The Hybrid symbiote located and bonded with Scott, which resulted in Scott regaining the ability to walk. As Hybrid, Scott enacts revenge on the Eazy X gang that had crippled him. Hybrid is targeted by the Jury, a group of vigilantes, before being rescued by the New Warriors. Justice offers Scott membership in the group, but he declined, citing more important work to do in his home neighborhood.

Scott Washington was considered as a "potential recruit" for the Initiative program.

Scott is hunted down and murdered by Eddie Brock as part of a goal to eliminate the symbiotes' "evil" from Earth. The Hybrid symbiote is later separated into the four symbiotes by a clandestine military group to be used by the U.S. government.

==Powers and abilities==
Like Spider-Man and the Venom symbiote, Hybrid has wall-crawling and web-slinging abilities, and can form pseudopodia or tendrils to create snares and bladed weapons.
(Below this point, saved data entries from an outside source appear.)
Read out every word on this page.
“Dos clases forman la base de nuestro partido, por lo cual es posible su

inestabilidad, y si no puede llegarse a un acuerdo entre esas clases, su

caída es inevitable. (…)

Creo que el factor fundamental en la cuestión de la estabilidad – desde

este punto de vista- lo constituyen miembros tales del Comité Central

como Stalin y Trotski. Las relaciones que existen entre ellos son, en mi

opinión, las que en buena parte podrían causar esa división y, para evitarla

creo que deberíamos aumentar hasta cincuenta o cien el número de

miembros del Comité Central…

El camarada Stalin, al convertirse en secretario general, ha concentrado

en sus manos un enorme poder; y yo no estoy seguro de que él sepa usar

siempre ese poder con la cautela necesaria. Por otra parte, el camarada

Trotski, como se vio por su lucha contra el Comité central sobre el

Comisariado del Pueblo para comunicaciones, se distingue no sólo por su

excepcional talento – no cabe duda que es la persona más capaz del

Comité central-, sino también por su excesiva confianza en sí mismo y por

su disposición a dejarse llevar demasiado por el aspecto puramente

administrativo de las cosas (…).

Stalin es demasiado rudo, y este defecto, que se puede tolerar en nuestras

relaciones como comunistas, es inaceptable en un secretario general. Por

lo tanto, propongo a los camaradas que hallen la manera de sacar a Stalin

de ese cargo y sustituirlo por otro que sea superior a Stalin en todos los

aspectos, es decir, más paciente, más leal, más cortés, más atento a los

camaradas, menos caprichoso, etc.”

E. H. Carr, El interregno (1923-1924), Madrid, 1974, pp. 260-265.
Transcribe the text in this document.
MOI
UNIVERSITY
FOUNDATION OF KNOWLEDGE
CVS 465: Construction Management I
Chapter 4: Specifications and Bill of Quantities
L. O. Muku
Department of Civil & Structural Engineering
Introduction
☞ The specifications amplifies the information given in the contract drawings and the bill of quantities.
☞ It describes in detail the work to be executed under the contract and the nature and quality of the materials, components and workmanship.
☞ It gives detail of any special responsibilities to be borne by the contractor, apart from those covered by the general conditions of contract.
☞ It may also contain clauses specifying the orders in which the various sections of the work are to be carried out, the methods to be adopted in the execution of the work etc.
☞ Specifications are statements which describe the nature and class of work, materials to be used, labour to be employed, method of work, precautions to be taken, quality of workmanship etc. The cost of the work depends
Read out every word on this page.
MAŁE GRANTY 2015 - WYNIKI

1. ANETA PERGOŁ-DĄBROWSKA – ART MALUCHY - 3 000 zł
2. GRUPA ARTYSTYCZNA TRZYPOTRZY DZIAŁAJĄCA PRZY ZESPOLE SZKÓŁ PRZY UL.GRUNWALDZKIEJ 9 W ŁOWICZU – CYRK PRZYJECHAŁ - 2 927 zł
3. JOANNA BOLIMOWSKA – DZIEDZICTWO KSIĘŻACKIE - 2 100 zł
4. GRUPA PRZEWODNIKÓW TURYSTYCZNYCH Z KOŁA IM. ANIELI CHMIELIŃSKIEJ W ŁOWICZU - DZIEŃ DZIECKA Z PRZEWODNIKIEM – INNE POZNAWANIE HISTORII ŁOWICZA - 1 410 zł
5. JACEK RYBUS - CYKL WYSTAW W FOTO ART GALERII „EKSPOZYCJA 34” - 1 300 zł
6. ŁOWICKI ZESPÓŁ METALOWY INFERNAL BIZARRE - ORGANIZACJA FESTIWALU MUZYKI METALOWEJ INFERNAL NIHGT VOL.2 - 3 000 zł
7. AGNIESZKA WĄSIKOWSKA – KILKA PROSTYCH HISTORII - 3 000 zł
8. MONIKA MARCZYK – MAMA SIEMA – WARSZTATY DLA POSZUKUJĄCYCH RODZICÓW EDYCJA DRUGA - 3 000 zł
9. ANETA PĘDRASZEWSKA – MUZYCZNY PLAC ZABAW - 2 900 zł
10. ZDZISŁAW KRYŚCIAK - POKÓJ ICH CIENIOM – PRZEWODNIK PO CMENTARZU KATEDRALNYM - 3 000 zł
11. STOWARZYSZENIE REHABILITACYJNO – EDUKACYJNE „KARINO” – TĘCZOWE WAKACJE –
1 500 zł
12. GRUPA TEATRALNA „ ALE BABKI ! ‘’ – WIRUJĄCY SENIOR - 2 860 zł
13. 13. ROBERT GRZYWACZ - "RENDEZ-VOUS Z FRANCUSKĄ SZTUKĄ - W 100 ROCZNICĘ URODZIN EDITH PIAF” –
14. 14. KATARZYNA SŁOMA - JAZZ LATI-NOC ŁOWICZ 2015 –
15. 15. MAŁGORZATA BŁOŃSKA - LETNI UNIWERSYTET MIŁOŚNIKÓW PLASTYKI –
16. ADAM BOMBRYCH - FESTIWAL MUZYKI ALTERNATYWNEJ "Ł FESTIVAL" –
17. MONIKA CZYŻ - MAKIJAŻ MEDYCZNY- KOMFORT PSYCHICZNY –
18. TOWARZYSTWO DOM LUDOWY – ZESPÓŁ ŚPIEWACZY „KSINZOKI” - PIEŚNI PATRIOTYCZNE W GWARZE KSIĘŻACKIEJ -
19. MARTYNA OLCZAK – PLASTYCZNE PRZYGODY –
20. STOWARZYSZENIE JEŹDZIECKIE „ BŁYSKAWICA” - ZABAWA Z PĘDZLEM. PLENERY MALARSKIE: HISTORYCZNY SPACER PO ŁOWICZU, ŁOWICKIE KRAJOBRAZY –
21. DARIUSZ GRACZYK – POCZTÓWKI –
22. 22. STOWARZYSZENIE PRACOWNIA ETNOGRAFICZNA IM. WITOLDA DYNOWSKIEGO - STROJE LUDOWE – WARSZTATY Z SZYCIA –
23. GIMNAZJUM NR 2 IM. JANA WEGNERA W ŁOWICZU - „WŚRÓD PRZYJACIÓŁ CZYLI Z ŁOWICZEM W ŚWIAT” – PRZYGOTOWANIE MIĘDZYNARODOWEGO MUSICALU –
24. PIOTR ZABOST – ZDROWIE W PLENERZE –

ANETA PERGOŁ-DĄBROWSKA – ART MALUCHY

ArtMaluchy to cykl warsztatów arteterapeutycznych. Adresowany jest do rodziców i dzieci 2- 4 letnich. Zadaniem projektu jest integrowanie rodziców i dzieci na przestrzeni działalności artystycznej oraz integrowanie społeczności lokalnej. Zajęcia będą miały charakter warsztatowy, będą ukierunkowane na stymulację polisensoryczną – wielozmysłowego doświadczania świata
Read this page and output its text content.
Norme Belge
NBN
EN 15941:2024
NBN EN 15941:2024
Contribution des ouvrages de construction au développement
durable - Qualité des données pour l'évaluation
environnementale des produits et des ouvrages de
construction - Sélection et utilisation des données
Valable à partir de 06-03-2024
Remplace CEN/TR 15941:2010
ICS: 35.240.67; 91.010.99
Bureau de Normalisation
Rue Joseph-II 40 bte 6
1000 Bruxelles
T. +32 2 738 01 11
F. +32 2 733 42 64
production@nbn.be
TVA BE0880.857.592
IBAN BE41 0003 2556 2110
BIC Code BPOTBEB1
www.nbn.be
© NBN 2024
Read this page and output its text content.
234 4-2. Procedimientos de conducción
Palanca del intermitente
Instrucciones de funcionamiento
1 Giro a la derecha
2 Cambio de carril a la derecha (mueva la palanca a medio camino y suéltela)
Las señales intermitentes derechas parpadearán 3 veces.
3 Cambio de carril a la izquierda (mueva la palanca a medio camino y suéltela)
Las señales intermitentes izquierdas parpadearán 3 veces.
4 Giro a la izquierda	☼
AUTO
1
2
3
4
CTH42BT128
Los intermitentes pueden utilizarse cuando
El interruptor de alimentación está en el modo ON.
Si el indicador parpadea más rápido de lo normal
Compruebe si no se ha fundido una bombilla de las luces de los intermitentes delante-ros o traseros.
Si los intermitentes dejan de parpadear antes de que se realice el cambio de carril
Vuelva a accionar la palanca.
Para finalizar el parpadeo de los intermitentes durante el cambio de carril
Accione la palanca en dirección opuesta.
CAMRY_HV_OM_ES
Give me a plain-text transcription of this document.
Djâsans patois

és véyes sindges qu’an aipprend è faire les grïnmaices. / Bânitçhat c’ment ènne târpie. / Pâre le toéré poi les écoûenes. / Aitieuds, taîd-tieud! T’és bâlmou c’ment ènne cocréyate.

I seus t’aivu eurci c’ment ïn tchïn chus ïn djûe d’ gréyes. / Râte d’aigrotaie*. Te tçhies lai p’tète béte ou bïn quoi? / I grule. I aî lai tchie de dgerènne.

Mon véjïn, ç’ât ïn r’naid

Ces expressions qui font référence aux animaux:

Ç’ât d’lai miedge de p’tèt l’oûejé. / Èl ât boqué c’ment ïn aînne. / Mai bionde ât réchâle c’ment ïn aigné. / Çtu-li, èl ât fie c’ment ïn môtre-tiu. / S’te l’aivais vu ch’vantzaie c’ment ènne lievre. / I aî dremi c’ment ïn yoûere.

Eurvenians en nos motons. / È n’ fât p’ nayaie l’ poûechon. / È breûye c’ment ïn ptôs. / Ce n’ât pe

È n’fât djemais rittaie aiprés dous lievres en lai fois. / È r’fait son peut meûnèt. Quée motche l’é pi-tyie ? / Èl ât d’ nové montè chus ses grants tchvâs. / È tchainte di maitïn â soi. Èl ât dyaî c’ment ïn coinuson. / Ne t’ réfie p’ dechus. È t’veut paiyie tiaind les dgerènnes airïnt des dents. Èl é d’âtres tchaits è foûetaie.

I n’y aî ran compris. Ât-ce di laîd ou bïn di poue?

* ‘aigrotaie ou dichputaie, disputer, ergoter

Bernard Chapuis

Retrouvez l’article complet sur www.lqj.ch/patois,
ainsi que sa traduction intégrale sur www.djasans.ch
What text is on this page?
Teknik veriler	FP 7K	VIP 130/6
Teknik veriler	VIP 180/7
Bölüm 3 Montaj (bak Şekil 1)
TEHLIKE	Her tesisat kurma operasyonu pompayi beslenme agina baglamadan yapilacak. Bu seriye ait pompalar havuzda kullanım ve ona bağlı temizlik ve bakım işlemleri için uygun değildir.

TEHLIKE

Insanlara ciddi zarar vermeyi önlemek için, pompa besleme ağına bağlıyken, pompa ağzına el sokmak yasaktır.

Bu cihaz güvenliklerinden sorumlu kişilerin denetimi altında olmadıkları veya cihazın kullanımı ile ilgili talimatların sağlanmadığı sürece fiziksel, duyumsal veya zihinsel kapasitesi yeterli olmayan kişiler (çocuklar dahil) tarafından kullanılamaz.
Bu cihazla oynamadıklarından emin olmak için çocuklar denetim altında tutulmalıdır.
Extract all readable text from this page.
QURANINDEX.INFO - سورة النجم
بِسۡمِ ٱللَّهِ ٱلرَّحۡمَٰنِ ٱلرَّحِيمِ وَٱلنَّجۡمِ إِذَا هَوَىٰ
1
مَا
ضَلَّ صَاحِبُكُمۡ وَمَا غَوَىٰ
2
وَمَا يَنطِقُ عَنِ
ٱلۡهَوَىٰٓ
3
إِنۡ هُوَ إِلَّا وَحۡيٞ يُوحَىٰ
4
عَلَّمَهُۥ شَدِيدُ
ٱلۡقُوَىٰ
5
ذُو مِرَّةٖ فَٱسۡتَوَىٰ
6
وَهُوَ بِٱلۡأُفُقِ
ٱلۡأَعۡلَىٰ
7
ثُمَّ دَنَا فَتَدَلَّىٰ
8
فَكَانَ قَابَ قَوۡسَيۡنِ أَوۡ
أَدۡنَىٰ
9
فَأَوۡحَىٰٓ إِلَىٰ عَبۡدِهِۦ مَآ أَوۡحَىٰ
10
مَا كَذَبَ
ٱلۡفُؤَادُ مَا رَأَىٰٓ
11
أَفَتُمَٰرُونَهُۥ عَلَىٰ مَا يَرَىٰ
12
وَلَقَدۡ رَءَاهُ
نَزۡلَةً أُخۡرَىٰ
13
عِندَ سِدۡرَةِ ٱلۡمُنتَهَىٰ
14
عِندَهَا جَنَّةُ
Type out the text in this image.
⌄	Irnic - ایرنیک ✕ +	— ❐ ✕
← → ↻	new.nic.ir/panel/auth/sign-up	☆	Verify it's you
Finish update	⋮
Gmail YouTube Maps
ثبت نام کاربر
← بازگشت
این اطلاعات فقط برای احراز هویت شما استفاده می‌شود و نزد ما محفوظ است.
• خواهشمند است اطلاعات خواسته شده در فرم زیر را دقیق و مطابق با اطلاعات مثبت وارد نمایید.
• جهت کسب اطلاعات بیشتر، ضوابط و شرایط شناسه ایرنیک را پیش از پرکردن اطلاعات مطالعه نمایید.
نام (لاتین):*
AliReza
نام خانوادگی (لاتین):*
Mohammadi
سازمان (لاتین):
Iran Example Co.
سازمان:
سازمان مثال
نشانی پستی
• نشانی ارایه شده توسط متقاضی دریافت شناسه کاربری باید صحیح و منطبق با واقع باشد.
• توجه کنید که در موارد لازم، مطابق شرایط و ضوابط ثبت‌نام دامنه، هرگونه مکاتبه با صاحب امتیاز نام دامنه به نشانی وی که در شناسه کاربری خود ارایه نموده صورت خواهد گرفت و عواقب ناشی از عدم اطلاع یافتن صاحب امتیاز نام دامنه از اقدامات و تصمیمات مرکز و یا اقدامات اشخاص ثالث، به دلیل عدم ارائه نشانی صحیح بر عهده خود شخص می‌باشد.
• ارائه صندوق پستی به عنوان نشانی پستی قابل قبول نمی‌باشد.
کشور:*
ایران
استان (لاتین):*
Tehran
Hybrid also has the ability to camouflage, such as its ability to mimic clothes on the person it has bonded with. It also has a border-line warning sense and can "see" through symbiote itself. Hybrid can also detach a piece of itself to send messages to allies, and can change shape to form a membrane that allows it to glide through the air. The Hybrid symbiote can also absorb various materials and chemicals, such as Spider-Man's webs.

Like the Venom and Carnage symbiotes, the Hybrid symbiote has superhuman strength and speed. With Scott Washington as its host, he regained his ability to walk which he had lost during a gang fight.

==In other media==
Hybrid appears as a boss and unlockable playable character in Marvel Avengers Alliance.